Fourth, mounts and stands were designed for the Faraday Isolator.
The layout was updated to include this change as well. Figure 5
below shows the new layout of HAM1. Figure 2 shows a 3D model of
the FI. A variation of this will be retro-fitted into the H1
interferometer in June.
[Figures did not come through. If interested
contact David Shoemaker or Dave Reitze (reitze@phys.ufl.edu) -pel]
Core Optics
From: Helena Armandula
<ahelena@ligo.caltech.edu>
Summary of the teleconference that took place on Wed., 21st, 2004
The teleconference took place during J-M. Mackowski's visit to Caltech.
Ask Helena for associated image files.
Attendants: Sheila Rowan, Gregg Harry, Roger Route, Norna Robertson,
Jean-Marie Mackowski, Bill Kells, Gari Billingsley, Riccardo DeSalvo,
Helena Armandula
On the issue
of adhesion of coating to sapphire, Jean-Marie mentioned once
again that, cleaning sapphire before coating, is very difficult.
He examined the two sapphire substrates we sent for coating, one
superpolished, the other commercially polished. Enclosed are
pictures of features observed on the superpolished substrate. The marks
could be seen faintly with an intensity lamp and looking at an angle.
Pictures taken under a microscope at 5x. Where the marks are seen, the
coating did not stick. These features were not observed on the
commercially polished substrate. See pictures attached.
NOTE: Bill
Kells made the observation that the features seen on these pictures are
very similar to the ones seen on the pictures he took of the Hanford
interferometer (fused silica) optics under lock. At the time, we
thought that the "smears" were cleaning marks, now????
He also measured the surface roughness on both substrates. There was
not too much difference between the substrates, however, peak to valley
differences were more pronounced on the commercial parts. See the
attached graphs.
About film
structure, effects of crystal orientation. He was not very
concerned with the materials we are testing since they are amorphous.
Coating
absorption - The only limitation is the sensitivity of the
measuring system with a limit of 0.4ppm for sapphire compared to the
limit of 20 ppb for
fused silica.
Coating
progress up-date -Jean-Marie will be shipping the coated
sapphire to Peter Sneddon on April 26th. The coating is the same doped
tantala that showed lower mechanical losses in fused silica substrates.
On future work
LMA developed a sort of traveler to track the substrate information.
See the model attached.
Mirror cover
design - With Janeen and Calum we discussed a cover to protect
the mirrors during handling and assembly steps.

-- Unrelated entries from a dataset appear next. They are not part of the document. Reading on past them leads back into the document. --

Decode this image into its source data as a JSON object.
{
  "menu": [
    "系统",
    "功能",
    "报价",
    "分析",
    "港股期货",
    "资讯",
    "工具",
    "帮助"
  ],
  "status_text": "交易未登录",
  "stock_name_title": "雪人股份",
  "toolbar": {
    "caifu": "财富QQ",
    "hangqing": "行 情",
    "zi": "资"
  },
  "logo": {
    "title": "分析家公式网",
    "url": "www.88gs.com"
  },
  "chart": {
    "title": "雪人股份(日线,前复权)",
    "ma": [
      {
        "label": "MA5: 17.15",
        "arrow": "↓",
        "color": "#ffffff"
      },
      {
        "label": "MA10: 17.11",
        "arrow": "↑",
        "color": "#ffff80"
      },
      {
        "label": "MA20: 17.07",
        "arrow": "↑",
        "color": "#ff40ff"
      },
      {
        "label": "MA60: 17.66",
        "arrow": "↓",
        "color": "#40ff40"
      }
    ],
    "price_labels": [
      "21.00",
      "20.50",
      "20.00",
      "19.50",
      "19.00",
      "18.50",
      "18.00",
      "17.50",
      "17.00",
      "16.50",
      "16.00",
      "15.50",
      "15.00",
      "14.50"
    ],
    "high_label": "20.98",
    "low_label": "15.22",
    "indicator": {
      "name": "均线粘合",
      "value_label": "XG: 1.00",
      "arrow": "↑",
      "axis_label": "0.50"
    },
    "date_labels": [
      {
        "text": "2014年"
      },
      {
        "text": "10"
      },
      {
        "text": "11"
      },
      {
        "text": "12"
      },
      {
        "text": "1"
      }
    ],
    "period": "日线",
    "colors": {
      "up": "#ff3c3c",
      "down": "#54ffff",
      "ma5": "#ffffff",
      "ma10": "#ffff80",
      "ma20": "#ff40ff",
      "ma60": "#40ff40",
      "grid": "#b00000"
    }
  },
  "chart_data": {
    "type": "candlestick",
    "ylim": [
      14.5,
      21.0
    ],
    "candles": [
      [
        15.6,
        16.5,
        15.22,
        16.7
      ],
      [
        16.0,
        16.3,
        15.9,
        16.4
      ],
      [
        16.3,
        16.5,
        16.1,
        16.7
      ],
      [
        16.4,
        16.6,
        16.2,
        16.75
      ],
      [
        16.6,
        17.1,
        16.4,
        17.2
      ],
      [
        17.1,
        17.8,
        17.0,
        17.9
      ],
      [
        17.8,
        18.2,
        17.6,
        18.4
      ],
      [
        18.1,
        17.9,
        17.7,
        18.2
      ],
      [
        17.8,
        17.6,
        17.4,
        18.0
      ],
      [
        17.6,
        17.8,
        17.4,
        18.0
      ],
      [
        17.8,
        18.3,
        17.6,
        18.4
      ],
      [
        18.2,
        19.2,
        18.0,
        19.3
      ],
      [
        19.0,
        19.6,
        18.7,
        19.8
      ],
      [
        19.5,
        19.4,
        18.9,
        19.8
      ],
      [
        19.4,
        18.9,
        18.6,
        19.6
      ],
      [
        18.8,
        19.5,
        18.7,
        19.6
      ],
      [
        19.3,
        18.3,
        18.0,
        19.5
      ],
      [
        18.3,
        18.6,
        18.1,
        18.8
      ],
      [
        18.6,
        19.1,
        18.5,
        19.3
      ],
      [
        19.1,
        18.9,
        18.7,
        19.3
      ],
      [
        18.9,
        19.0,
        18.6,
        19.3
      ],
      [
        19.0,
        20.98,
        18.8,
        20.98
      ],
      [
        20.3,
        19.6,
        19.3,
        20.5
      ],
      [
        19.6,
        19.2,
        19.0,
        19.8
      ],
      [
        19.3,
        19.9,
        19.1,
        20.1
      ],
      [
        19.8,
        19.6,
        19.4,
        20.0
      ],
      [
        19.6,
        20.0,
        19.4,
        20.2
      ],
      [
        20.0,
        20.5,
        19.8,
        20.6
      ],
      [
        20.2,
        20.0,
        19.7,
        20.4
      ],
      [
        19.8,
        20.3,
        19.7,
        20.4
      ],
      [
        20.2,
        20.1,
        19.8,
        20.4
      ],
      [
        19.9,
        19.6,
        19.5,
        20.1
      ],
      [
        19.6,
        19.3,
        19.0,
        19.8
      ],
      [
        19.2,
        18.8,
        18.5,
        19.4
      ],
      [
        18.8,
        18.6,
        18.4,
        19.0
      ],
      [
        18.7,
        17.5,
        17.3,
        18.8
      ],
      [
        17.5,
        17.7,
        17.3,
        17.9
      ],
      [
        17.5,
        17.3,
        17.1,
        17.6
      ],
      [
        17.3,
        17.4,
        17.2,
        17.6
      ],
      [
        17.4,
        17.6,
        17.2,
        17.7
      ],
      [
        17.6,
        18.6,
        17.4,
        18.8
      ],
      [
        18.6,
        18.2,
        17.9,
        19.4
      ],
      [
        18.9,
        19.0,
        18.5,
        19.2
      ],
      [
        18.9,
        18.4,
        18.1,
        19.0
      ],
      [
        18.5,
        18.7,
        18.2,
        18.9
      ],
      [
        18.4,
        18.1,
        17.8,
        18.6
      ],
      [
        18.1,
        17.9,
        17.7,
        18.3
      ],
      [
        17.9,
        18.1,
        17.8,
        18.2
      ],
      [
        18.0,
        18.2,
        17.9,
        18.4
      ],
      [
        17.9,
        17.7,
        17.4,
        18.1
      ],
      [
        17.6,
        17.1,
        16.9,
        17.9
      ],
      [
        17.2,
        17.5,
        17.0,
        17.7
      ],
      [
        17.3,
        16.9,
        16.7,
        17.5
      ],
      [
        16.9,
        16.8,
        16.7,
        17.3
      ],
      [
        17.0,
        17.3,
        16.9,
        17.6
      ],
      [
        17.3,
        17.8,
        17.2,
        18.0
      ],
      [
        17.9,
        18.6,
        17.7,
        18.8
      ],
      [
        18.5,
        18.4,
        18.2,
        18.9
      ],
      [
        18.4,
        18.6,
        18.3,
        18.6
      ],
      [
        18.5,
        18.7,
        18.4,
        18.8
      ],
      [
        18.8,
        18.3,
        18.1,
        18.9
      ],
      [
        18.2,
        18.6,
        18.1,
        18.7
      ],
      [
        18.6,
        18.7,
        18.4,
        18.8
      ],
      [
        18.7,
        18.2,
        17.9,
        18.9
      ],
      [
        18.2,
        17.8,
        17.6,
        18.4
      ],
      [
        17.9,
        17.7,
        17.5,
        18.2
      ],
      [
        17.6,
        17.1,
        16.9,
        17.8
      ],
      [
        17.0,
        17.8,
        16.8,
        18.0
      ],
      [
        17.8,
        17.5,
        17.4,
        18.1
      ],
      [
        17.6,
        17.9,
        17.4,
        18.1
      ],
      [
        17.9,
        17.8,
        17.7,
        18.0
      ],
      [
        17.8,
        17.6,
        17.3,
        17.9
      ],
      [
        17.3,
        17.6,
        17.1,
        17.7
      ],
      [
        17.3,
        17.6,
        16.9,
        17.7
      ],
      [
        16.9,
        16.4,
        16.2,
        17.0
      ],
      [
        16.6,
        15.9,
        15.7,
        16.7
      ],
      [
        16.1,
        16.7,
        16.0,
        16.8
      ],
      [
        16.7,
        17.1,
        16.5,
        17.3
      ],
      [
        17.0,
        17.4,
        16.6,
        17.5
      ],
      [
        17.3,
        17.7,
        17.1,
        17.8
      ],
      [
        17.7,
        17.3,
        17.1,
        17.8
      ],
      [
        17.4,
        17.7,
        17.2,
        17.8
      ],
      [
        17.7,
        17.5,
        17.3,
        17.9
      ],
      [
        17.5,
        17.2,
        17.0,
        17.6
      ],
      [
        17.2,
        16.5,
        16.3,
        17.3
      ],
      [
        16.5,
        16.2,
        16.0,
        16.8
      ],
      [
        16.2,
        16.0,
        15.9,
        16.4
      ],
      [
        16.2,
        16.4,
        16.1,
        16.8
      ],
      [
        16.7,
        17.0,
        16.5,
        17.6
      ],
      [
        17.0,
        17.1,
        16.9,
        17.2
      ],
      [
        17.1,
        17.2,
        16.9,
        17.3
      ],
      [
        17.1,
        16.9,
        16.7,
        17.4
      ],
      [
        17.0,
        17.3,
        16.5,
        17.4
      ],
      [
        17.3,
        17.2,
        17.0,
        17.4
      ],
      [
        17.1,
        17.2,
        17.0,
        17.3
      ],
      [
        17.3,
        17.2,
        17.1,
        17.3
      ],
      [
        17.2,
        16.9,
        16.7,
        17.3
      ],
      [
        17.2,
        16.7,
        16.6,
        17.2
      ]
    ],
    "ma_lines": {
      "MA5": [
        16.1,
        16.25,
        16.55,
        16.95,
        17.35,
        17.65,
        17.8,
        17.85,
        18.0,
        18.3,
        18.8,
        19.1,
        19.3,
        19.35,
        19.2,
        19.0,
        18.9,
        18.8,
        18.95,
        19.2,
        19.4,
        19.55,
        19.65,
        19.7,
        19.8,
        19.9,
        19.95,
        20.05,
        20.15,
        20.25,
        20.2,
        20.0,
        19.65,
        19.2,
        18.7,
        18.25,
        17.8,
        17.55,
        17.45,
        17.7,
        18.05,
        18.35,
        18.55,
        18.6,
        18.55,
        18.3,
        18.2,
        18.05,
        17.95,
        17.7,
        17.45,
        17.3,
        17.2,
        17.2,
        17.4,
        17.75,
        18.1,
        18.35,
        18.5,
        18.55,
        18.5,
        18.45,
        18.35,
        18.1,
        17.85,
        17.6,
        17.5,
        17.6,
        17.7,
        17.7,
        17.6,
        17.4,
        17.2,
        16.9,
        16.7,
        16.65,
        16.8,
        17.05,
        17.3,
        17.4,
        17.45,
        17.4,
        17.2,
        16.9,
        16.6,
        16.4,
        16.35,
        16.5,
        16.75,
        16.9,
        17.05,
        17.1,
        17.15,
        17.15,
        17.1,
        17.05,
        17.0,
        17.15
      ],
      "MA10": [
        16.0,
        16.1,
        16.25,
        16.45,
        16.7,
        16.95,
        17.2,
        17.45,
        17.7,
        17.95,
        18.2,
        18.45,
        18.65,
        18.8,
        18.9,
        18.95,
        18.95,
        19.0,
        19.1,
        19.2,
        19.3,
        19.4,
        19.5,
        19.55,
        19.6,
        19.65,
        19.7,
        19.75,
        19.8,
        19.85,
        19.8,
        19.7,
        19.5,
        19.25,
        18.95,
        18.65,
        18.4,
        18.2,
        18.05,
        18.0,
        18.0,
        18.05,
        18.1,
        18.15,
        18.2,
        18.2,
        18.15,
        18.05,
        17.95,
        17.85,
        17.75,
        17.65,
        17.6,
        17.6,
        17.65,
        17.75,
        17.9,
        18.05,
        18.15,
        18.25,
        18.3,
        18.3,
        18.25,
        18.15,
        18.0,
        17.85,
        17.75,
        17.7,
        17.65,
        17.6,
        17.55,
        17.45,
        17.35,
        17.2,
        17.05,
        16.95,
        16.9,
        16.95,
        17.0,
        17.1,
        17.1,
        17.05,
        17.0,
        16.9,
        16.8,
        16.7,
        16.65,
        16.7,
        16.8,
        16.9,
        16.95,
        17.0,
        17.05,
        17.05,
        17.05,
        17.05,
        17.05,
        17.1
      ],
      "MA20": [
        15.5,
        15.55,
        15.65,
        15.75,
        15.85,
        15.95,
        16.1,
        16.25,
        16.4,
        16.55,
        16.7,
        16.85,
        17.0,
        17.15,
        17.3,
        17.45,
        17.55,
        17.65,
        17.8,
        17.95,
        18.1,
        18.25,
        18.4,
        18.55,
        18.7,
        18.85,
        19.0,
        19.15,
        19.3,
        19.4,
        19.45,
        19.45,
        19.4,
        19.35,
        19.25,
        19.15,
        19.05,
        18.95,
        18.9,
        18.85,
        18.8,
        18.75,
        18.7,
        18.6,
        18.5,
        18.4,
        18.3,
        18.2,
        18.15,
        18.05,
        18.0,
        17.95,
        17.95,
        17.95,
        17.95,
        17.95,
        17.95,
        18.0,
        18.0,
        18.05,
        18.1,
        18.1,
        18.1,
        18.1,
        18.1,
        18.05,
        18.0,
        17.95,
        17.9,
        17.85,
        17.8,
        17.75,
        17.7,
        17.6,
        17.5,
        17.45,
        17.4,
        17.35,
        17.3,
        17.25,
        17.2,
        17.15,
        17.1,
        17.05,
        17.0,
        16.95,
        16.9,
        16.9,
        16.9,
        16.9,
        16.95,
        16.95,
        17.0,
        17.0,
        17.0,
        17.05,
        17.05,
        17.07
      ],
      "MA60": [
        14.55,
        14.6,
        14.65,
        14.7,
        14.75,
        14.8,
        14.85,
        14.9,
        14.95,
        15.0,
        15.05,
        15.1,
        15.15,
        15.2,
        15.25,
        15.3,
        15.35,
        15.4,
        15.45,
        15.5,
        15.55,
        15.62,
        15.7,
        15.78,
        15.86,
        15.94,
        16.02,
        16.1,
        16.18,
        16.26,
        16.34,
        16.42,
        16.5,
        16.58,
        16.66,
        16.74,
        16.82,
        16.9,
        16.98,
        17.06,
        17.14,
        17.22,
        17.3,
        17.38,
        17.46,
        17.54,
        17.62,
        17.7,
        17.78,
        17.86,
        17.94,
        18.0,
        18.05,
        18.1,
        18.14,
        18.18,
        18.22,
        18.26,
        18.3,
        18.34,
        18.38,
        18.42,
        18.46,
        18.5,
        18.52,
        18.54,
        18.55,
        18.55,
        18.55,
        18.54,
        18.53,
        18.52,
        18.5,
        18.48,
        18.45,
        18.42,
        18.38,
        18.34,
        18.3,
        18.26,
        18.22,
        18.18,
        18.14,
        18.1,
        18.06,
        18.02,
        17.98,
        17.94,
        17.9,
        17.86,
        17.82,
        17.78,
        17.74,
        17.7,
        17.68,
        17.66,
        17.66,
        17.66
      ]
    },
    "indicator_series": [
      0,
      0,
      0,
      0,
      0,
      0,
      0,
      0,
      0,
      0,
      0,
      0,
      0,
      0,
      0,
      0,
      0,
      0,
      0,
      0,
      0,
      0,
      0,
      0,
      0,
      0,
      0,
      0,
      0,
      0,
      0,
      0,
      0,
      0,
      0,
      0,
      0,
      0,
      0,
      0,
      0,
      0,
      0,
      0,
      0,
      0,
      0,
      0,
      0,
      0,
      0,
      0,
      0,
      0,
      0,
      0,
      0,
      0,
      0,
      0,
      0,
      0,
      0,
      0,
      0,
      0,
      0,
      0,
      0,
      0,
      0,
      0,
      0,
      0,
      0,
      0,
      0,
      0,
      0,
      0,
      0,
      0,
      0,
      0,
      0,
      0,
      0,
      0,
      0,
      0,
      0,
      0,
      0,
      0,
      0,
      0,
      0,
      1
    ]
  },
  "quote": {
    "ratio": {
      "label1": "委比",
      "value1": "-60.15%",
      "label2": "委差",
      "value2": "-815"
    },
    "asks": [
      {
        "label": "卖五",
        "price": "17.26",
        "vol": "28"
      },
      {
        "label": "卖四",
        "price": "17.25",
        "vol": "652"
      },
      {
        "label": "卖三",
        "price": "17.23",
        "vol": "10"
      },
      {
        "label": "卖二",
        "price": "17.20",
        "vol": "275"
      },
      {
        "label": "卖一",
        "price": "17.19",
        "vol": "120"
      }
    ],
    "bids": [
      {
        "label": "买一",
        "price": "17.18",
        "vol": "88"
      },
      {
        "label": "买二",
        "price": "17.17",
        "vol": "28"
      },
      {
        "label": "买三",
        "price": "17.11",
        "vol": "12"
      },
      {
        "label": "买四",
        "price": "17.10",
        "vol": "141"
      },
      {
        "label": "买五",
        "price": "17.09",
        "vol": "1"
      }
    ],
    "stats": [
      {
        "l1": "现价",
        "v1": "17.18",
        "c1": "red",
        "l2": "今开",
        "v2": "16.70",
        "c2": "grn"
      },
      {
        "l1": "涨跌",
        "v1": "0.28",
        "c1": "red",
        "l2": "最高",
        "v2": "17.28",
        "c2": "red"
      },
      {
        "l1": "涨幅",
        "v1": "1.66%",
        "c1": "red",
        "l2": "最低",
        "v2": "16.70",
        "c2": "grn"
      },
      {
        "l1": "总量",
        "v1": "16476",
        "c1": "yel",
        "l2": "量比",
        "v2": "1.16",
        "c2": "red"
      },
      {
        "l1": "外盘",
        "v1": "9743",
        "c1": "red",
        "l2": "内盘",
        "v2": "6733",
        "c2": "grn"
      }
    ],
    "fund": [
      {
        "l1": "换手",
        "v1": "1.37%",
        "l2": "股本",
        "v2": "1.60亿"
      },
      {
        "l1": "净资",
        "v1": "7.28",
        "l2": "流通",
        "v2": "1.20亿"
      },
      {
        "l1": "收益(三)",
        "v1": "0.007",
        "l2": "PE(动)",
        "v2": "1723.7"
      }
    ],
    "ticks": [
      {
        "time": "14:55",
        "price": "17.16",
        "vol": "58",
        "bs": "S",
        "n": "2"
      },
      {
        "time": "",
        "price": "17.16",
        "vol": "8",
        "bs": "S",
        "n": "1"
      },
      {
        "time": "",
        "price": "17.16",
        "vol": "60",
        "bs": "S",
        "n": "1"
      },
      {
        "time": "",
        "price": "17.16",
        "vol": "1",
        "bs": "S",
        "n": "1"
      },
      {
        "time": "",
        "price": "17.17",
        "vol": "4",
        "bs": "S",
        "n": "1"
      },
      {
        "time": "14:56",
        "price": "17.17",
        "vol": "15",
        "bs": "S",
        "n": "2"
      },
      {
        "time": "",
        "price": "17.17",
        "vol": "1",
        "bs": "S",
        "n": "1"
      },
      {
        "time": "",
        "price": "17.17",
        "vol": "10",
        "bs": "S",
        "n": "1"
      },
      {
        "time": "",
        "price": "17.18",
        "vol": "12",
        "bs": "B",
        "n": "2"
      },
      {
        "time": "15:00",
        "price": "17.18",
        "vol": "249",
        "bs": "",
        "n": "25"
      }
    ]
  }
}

Jean-Marie provided us with the sketches of a stainless steel shipping
container. He tested parts stored in the metal containers through the
years and did not see any coating changes. Also, discussed was
the mirror handler that he uses. It does not use vacuum on the coated
side on the substrate like the ERGO arm. Vacuum can be a source of
contamination if up-most care is not taken.
For coating
purposes he favors fused silica over sapphire. Chances of coatings
failing on sapphire are greater. Cleaning is problematic. Unlike
sapphire, for our application (many thick layers), fused silica is a
very well known material.
Ed Jasnow joined us for lunch, the contract has FINALLY been signed!!!!